The Executive Order signed on March 6, 2017 allows for the proper review and establishment of standards to prevent terrorist or criminal infiltration by foreign nationals. The U.S. Government wants to ensure that those entering this country will not harm the American people after entering. The United States claims to have the world’s most generous immigration system, yet according to the U.S. Government, it has been repeatedly exploited by terrorists and other malicious actors who seek to do us harm. In order to ensure that the U.S. Government can conduct a thorough and comprehensive analysis of the national security risks posed from our immigration system, the Executive Order imposes a 90-day suspension of entry to the United States of nationals of certain designated countries.
This Executive Order ensures that we have a functional immigration system that safeguards our national security. Protecting the American people is the highest priority of our government and this Department.
For the next 90 days, foreign nationals from Sudan, Syria, Iran, Libya, Somalia, and Yemen who are outside the United States on the effective date of the order, who do not currently have a valid visa on the effective date of this order, and did not have a valid visa at 5:00 eastern standard time on January 27, 2017, are not eligible to travel to the United States. The 90-day period will allow for proper review and establishment of standards to prevent terrorist or criminal infiltration by foreign nationals.
On the basis of negotiations that have taken place between the Government of Iraq and the U.S. Department of State in the last month, Iraq will increase cooperation with the U.S. Government on the vetting of its citizens applying for a visa to travel to the United States. As a result of this increased information sharing, Iraqi citizens are not affected by the Executive Order. Of course, all normal immigration processing requirements continue to apply, including the grounds of inadmissibility that may be applicable.
The Executive Order does not apply to certain individuals, such as lawful permanent residents of the United States; foreign nationals admitted to the United States after the effective date of the order; individuals with a document that is valid on the effective date of the order or any date thereafter which permits travel to the United States; dual nationals when travelling on a passport issued by a non-designated country; foreign nationals traveling on diplomatic, NATO, C-2 for travel to the United Nations, G-1, G-2, G-3, or G-4 visas; and individuals already granted asylum or refugee status in the United States before the effective date of the order.
Similarly, the Refugee Admissions Program will be temporarily suspended for the next 120 days while. Upon resumption of the Refugee Admissions Program, refugee admissions to the United States will not exceed 50,000 for fiscal year 2017. The Executive Order does not apply to those refugees who have already been formally scheduled for transit by the State Department. During this 120-day period, similar to the waiver authority for visas, the Secretary of State and Secretary of Homeland Security may jointly determine to admit individuals to the United States as refugees on a case-by-case basis, in their discretion, but only so long as they determine that the entry of such individuals as refugees would not pose a threat to the security or welfare of the United States.
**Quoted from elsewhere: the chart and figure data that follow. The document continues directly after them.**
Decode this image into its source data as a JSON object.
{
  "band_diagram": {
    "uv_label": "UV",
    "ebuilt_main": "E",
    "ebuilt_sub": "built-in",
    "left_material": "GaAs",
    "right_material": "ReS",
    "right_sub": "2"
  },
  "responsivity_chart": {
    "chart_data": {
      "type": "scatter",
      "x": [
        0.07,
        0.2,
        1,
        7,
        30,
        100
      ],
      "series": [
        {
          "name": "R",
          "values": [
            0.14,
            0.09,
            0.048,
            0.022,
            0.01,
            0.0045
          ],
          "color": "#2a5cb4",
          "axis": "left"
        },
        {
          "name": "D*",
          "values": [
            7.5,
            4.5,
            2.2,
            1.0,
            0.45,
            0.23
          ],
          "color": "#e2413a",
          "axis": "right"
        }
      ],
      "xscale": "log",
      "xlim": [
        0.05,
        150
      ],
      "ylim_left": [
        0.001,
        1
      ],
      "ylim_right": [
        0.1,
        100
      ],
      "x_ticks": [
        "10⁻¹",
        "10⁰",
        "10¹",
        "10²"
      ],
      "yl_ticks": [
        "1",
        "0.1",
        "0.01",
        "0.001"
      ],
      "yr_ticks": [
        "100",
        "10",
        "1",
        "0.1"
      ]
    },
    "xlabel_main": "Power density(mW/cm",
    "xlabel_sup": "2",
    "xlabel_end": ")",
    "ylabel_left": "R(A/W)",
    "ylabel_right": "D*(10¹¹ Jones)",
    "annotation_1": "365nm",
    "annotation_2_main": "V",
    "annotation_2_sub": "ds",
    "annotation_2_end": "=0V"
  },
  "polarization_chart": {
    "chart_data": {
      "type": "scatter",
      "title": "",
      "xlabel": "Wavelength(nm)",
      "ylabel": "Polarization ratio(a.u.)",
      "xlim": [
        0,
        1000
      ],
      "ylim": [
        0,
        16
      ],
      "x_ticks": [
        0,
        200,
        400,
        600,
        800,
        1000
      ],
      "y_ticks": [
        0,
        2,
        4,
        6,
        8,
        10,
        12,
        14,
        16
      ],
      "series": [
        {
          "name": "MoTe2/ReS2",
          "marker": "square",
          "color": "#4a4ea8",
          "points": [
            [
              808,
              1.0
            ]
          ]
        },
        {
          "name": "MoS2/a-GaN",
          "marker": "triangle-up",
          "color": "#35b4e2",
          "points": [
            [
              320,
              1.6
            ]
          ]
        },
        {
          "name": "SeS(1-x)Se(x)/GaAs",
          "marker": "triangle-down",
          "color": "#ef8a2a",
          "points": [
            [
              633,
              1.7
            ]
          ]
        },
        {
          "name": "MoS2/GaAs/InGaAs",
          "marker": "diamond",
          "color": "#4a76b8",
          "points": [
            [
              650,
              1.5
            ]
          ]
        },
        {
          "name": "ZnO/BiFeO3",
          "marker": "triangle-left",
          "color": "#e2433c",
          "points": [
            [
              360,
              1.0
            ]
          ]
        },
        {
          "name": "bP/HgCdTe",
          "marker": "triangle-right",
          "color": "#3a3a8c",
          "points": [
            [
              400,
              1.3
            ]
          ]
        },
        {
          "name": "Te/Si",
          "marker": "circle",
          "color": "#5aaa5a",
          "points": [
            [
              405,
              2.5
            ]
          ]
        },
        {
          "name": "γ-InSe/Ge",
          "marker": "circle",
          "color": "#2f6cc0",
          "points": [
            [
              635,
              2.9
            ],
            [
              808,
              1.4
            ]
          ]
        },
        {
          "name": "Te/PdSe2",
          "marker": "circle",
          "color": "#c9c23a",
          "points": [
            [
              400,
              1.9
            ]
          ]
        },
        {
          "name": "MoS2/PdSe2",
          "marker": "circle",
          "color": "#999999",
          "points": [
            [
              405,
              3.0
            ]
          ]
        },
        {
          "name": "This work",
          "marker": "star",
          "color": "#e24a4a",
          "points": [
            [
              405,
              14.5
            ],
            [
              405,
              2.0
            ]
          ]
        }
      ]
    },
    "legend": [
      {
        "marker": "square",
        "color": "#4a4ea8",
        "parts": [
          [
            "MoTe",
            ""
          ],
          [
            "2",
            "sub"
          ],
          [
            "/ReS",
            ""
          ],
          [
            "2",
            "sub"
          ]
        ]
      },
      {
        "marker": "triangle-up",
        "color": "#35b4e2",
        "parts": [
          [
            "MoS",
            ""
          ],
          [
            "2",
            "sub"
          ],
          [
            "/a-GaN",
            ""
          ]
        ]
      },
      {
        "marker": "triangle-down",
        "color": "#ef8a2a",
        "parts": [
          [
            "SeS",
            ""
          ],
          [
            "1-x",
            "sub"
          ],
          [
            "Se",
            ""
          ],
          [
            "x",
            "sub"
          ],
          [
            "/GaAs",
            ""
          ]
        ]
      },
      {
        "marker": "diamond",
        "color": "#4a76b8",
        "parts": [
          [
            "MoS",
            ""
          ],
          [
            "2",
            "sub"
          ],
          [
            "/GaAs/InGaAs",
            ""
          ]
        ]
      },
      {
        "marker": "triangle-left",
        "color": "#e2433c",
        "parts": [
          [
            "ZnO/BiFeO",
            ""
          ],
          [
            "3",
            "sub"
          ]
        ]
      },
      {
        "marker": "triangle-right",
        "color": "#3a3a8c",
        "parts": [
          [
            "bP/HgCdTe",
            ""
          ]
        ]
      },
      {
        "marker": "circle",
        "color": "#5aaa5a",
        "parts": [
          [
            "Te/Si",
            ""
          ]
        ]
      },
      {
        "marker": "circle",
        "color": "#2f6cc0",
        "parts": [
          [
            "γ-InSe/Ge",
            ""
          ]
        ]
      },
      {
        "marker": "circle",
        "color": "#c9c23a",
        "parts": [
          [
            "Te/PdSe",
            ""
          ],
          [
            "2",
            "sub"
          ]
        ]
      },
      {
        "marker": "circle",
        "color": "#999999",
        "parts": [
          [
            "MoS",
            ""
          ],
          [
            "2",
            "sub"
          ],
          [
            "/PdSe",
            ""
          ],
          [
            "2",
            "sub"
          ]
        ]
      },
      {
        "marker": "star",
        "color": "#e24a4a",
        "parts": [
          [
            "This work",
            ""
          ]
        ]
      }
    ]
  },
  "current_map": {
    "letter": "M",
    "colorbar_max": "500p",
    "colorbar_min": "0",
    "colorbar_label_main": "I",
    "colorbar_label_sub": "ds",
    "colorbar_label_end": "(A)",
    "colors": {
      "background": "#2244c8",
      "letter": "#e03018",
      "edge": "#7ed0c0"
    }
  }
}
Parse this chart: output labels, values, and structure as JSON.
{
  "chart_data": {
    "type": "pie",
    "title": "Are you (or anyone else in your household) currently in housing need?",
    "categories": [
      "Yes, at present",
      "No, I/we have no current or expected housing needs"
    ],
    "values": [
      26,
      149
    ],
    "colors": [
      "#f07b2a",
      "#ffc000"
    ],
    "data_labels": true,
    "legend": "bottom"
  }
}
The Secretary of Homeland Security will expedite the completion and implementation of a biometric entry-exit system for all in-scope travellers entering and departing the United States.
In order to be more transparent with the American people and to more effectively implement policies and practices, DHS will make information available to the public every 180 days. DHS will make available to the public information regarding the number of foreign nationals who have been charged with terrorism-related offenses while in the United States; convicted of terrorism-related offenses while in the United States; removed from the United States based on terrorism-related activity, affiliation, or material support to a terrorism-related organization, or any other national-security reasons; and information regarding the number and types of acts of gender-based violence against women, including so-called “honor killings,” in the United States by foreign nationals.